Lately however, I've been feeling a little different. In the last couple of weeks, I haven't really felt sad of depressed. At the same time I don't feel good either, just normal. But what's concerning me is my total loss of motivation for school and work. I just have this "I don't care" attitude lately and I can't help it. I spend my time drinking, smoking weed, and picking up hookers and gambling. I know all these things are "bad", but I don't have the motivation for anything important, I've dropped some classes in school, been missing work alot. But still, I haven't felt depressed or anything, although I suspect it could hit me anytime.

When I think rationally, I know my self destructive habits are bad and I need to change and focus on important thing if I want to have a chance for any success in my life. But I just can't get motivated or find the energy to be motivated. Physically I often feel tired and lazy but that's nothing new in my case.

Have you guys ever felt or feel this way, how can I get the motivation ?
 

MrDooBee

Well-known member
My opinion is that its the depression that makes you go in cycles, you have to be really careful with the drinking because it causes depression.
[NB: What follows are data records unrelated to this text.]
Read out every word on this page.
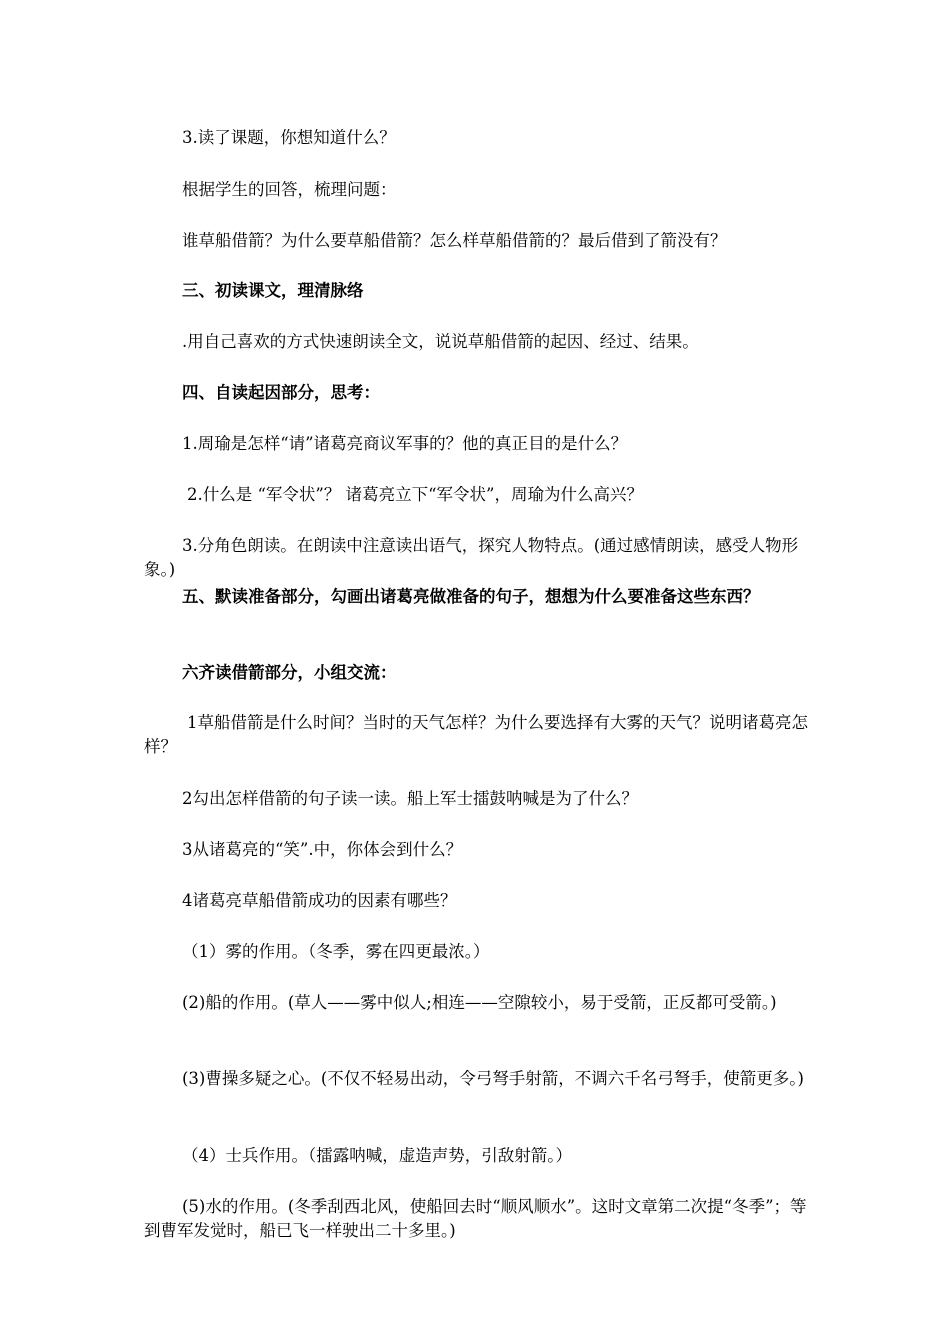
3.读了课题，你想知道什么？

根据学生的回答，梳理问题：

谁草船借箭？为什么要草船借箭？怎么样草船借箭的？最后借到了箭没有？

三、初读课文，理清脉络

.用自己喜欢的方式快速朗读全文，说说草船借箭的起因、经过、结果。

四、自读起因部分，思考：

1.周瑜是怎样“请”诸葛亮商议军事的？他的真正目的是什么？

2.什么是 “军令状”？ 诸葛亮立下“军令状”，周瑜为什么高兴？

3.分角色朗读。在朗读中注意读出语气，探究人物特点。(通过感情朗读，感受人物形象。)

五、默读准备部分，勾画出诸葛亮做准备的句子，想想为什么要准备这些东西？

六齐读借箭部分，小组交流：

1草船借箭是什么时间？当时的天气怎样？为什么要选择有大雾的天气？说明诸葛亮怎样？

2勾出怎样借箭的句子读一读。船上军士擂鼓呐喊是为了什么？

3从诸葛亮的“笑”.中，你体会到什么？

4诸葛亮草船借箭成功的因素有哪些？

（1）雾的作用。（冬季，雾在四更最浓。）

(2)船的作用。(草人——雾中似人;相连——空隙较小，易于受箭，正反都可受箭。)

(3)曹操多疑之心。(不仅不轻易出动，令弓弩手射箭，不调六千名弓弩手，使箭更多。)

（4）士兵作用。（擂露呐喊，虚造声势，引敌射箭。）

(5)水的作用。(冬季刮西北风，使船回去时“顺风顺水”。这时文章第二次提“冬季”；等到曹军发觉时，船已飞一样驶出二十多里。)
So if you can really cut back the booze i rekon it would really help your mood.

Im really struggling with this at the moment, i know its the booze which is making me feel really crap but i feel i got no more energy to fight it. Just sick of the constant struggle..
 

GloomySunday

Well-known member
Angel_Of_Death said:
Have you guys ever felt or feel this way, how can I get the motivation ?

Yes. The answer is to stop drinking and to stop smoking weed. Both are drugs that totally demotivate you. Try going without both for a fortnight and see the difference.